A subset of Plasmodium falciparum RIFINs is linked to severe malaria risk reduction and engages LILRB1 through a conserved structural motif.

BACKGROUND: RIFIN proteins are key mediators of Plasmodium falciparum immune evasion through antigenic variation and inhibitory receptor interactions; however, some RIFIN variants elicit protective antibody responses in individuals with malaria. While it is not surprising that RIFINs provoke immune responses, the functional and structural basis of both the association of RIFINs with clinical outcomes and their engagement with inhibitory receptors remains a critical knowledge gap in malaria immunology.

METHODS: In a systematic immunoproteomic analysis that uses protein microarrays, we profiled anti-RIFIN antibody responses in individuals with malaria and correlated these responses with disease severity. Candidate RIFINs linked to severe malaria risk reduction were identified and validated via logistic regression analyses. The functional and structural basis of these RIFIN candidates was assessed via surface plasmon resonance (SPR) binding assays and structural modelling, with mechanistic insights derived from crystallographic analyses of LILRB1-RIFIN complexes and synthetic peptide interaction studies.

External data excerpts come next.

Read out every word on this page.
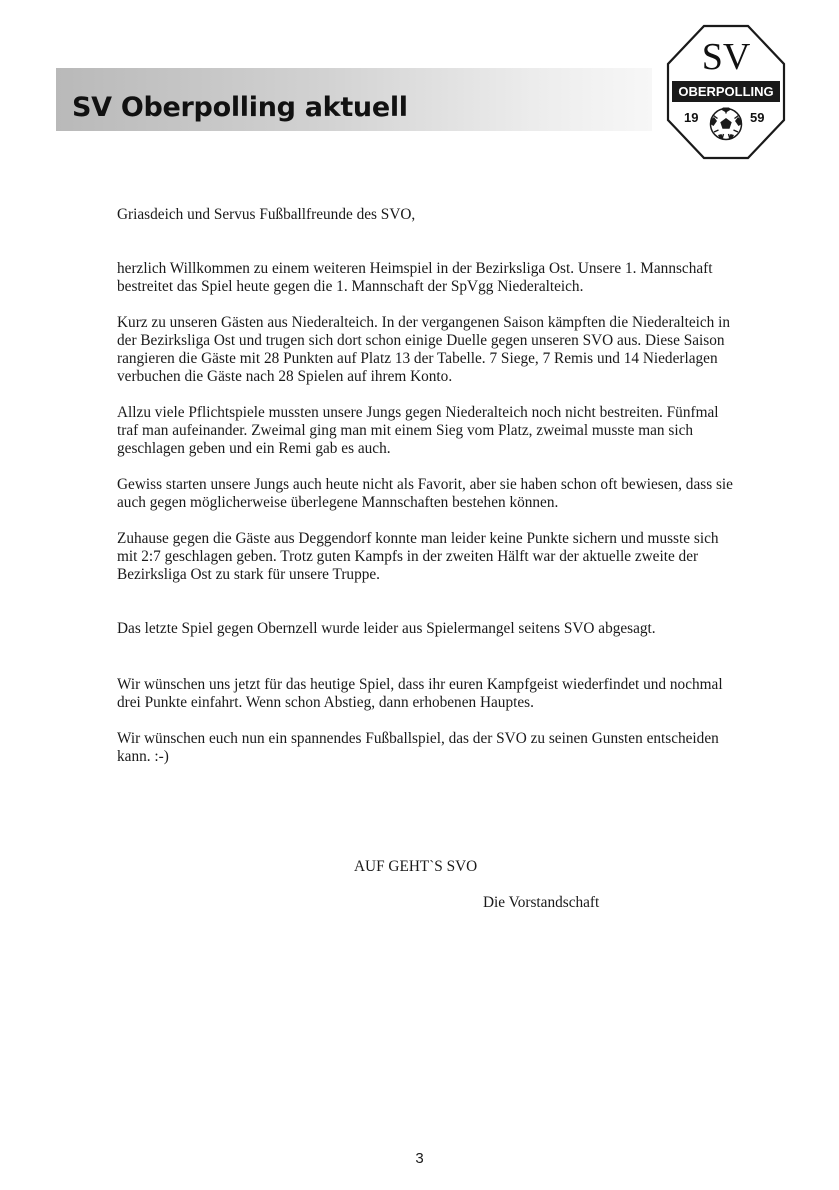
SV Oberpolling aktuell
SV
OBERPOLLING
19	59

Griasdeich und Servus Fußballfreunde des SVO,

herzlich Willkommen zu einem weiteren Heimspiel in der Bezirksliga Ost. Unsere 1. Mannschaft bestreitet das Spiel heute gegen die 1. Mannschaft der SpVgg Niederalteich.

Kurz zu unseren Gästen aus Niederalteich. In der vergangenen Saison kämpften die Niederalteich in der Bezirksliga Ost und trugen sich dort schon einige Duelle gegen unseren SVO aus. Diese Saison rangieren die Gäste mit 28 Punkten auf Platz 13 der Tabelle. 7 Siege, 7 Remis und 14 Niederlagen verbuchen die Gäste nach 28 Spielen auf ihrem Konto.

Allzu viele Pflichtspiele mussten unsere Jungs gegen Niederalteich noch nicht bestreiten. Fünfmal traf man aufeinander. Zweimal ging man mit einem Sieg vom Platz, zweimal musste man sich geschlagen geben und ein Remi gab es auch.

Gewiss starten unsere Jungs auch heute nicht als Favorit, aber sie haben schon oft bewiesen, dass sie auch gegen möglicherweise überlegene Mannschaften bestehen können.

Zuhause gegen die Gäste aus Deggendorf konnte man leider keine Punkte sichern und musste sich mit 2:7 geschlagen geben. Trotz guten Kampfs in der zweiten Hälft war der aktuelle zweite der Bezirksliga Ost zu stark für unsere Truppe.

Das letzte Spiel gegen Obernzell wurde leider aus Spielermangel seitens SVO abgesagt.

Wir wünschen uns jetzt für das heutige Spiel, dass ihr euren Kampfgeist wiederfindet und nochmal drei Punkte einfahrt. Wenn schon Abstieg, dann erhobenen Hauptes.

Wir wünschen euch nun ein spannendes Fußballspiel, das der SVO zu seinen Gunsten entscheiden kann. :-)

AUF GEHT`S SVO
Die Vorstandschaft
3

FINDINGS: We identified a RIFIN subset associated with a reduced risk of severe malaria. These RIFINs engage the inhibitory receptor LILRB1 through a conserved structural motif anchored by disulfide-bonded cysteines, despite overwhelming sequence diversity across the RIFIN family. LILRB1 binds both RIFINs and MHC-I ligands by overlapping interfaces, confirming that a convergent recognition strategy is exploited by the malaria pathogens and their hosts.

INTERPRETATION: Our study identified a bifunctional RIFIN subset that balances clinical immunity and immune evasion through a structurally conserved LILRB1-binding motif. These findings provide a blueprint for rational intervention strategies: the motif can guide vaccine design to overcome diversity by (1) eliciting antibodies to the structurally constrained, functional site or (2) disrupting immune evasion while leaving other protective epitopes. This work improves our understanding of RIFIN biology and opens new avenues to disrupt P. falciparum severe pathogenesis and reduce the global malaria burden.

FUNDING: Shanghai Natural Science Foundation (Grant No. 24ZR1473200); Bill & Melinda Gates Foundation (Grant No. INV-003421); National Key Research and Development Program of China (Grant Nos. 2018YFE0121600 and 2016YFC1202000); Special Fund for Health Research in the Public Interest (Grant No. 201202019); National Natural Science Foundation of China (Grant No. 81702032); Open Grant of the NHC Key Laboratory of Parasite and Vector Biology (National Institute of Parasitic Diseases, Chinese Center for Diseases Control and Prevention; Grant No. NHCKFKT2021-04).